The new-born systems will undoubtedly follow suit.
The ink is still wet on Ontario’s $13.2-billion deal with Ottawa, which that province promises will lower fees for families “participating in licensed child-care centres” to an average of $10 a day by September 2025.
The new deal will create 86,000 more licensed child-care spots, the province claims. But Ontario has 860,000 children aged five and younger. In 2019, there were 289,000 child-care spaces, or spots for just 33 per cent of the total number of kids. This deal will increase that to 43 per cent, but that means the majority of children will still not have access to subsidized daycare.
If parents are budgeting on paying around $200 a month on daycare by mid-decade, they should probably think again.
A potential alternative to the “big bang” approach proposed by Ottawa is one that academics Ken Boessenkool and Jennifer Robson advocated in a paper for the CD Howe Institute.
The authors propose replacing the existing, but regressive, federal child-care expense deduction with a more generous refundable tax credit, increasing operating and/or capital grants for licensed providers, and consolidating new federal dollars in a dedicated and permanent transfer to provinces focused on expanding supply.

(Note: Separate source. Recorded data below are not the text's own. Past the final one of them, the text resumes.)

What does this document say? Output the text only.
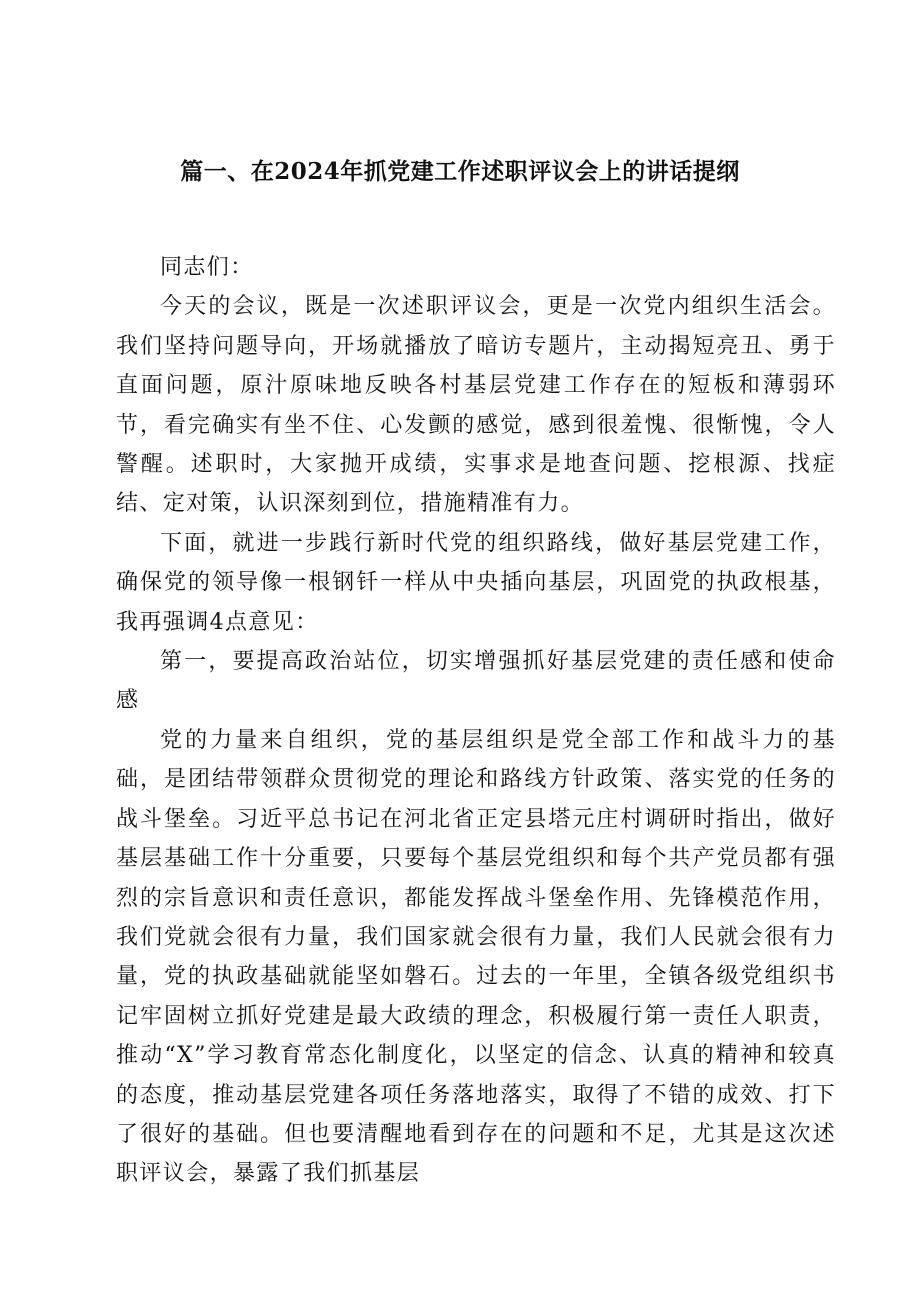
篇一、在2024年抓党建工作述职评议会上的讲话提纲

同志们：

今天的会议，既是一次述职评议会，更是一次党内组织生活会。我们坚持问题导向，开场就播放了暗访专题片，主动揭短亮丑、勇于直面问题，原汁原味地反映各村基层党建工作存在的短板和薄弱环节，看完确实有坐不住、心发颤的感觉，感到很羞愧、很惭愧，令人警醒。述职时，大家抛开成绩，实事求是地查问题、挖根源、找症结、定对策，认识深刻到位，措施精准有力。

下面，就进一步践行新时代党的组织路线，做好基层党建工作，确保党的领导像一根钢钎一样从中央插向基层，巩固党的执政根基，我再强调4点意见：

第一，要提高政治站位，切实增强抓好基层党建的责任感和使命感

党的力量来自组织，党的基层组织是党全部工作和战斗力的基础，是团结带领群众贯彻党的理论和路线方针政策、落实党的任务的战斗堡垒。习近平总书记在河北省正定县塔元庄村调研时指出，做好基层基础工作十分重要，只要每个基层党组织和每个共产党员都有强烈的宗旨意识和责任意识，都能发挥战斗堡垒作用、先锋模范作用，我们党就会很有力量，我们国家就会很有力量，我们人民就会很有力量，党的执政基础就能坚如磐石。过去的一年里，全镇各级党组织书记牢固树立抓好党建是最大政绩的理念，积极履行第一责任人职责，推动“X”学习教育常态化制度化，以坚定的信念、认真的精神和较真的态度，推动基层党建各项任务落地落实，取得了不错的成效、打下了很好的基础。但也要清醒地看到存在的问题和不足，尤其是这次述职评议会，暴露了我们抓基层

If it sounds familiar, it is because the Conservatives adopted the tax credit idea at the last election.
UofT’s Cleveland said that the provision of tax credits has certain advantages. Conservative leadership candidate Jean Charest expanded existing tax credits when he was premier of Quebec in the early 2000s and saw an increase in 70,000 spaces over the course of a few years, as for-profit providers rushed in to satisfy demand.

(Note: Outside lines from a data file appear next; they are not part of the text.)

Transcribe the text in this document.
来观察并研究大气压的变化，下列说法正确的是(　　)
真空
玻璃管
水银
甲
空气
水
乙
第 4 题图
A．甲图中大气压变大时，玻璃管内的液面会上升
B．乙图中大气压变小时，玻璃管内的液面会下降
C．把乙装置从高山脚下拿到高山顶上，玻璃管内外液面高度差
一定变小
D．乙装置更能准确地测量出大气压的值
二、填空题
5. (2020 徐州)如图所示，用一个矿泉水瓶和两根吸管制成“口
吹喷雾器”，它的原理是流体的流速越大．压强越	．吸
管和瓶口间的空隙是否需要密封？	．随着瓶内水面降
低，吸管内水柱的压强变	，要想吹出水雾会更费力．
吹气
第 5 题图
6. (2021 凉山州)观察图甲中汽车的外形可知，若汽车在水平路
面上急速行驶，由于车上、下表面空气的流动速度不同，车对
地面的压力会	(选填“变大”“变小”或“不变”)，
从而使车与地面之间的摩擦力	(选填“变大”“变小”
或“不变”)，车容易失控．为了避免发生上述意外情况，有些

But tax credits also have a downside — while they meet the needs of parents more quickly, they usher in an unregulated system that offers no control over future fees, which tend to go in only one direction quite quickly, as parents in the U.K. can testify.

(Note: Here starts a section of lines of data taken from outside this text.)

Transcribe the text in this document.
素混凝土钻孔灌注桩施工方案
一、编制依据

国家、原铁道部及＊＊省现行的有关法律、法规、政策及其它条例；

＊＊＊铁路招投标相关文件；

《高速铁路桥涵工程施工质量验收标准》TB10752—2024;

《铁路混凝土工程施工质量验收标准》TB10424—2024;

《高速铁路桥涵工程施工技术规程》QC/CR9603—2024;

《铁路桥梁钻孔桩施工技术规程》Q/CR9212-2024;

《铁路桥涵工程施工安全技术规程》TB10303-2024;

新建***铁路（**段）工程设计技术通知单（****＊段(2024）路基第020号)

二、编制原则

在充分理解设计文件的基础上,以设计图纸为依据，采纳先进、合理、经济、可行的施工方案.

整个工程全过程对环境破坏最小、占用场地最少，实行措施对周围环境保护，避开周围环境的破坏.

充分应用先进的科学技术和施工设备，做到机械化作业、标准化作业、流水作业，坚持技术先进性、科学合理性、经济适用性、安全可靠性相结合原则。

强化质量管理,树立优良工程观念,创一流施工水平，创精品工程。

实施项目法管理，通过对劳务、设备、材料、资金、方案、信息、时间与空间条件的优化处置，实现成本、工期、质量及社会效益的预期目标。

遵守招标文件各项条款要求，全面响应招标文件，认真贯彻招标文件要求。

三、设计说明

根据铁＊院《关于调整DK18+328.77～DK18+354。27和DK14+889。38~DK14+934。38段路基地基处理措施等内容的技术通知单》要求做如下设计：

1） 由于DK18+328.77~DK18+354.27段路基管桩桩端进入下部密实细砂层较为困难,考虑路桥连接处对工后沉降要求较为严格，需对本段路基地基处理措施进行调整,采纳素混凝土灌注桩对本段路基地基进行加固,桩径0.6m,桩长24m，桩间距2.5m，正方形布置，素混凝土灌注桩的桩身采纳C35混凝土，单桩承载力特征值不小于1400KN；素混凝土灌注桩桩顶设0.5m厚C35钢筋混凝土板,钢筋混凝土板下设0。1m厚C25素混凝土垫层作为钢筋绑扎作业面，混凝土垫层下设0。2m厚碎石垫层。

“There are no simple solutions. Yes, you can go the tax credit route but then you have no control over what the system looks like. You are not creating a system, you are expanding a market. It’s a quick fix,” Cleveland said.
At this stage in the proceedings, I would take a quick fix. But perhaps there are other elements of the Boessenkool/Robson model that could be adopted alongside the government’s attempt to make child care services universal.
Cleveland said Ottawa and the provinces have been guilty of focusing on the reduction in fees at the expense of the expansion of capacity.
“I understand it politically — what appeals to families is the lowering of fees. But in practice, many families won’t be able to access the services because there won’t be enough capacity,” he said.
More resources devoted to building daycares and less on subsidizing parents would spread the wealth. For example, there is currently no capital grant program, or even a loan program, available to provinces and territories to fund expansion. Cleveland said he even suggested to the province of Ontario that demand for services could be contained by phasing in cost reductions — first, for older kids and later for infants and younger toddlers. The suggestion was rejected.
“But somebody needs to be engaged in planning for the expansion of demand and capacity at the same time,” he said.
When the federal government announced its plans for a Canada-wide child-care system, it said it would “learn from the model that already exists in Quebec.”
The principal lesson it seems to my wife and me, as we desperately visit various unsuitable and unsubsidized private daycares, is that when you plan to build a vast, unionized, bureaucratic system, you should lower expectations.
In other words, do precisely the opposite of what all governments across Canada are currently doing. There will be problems.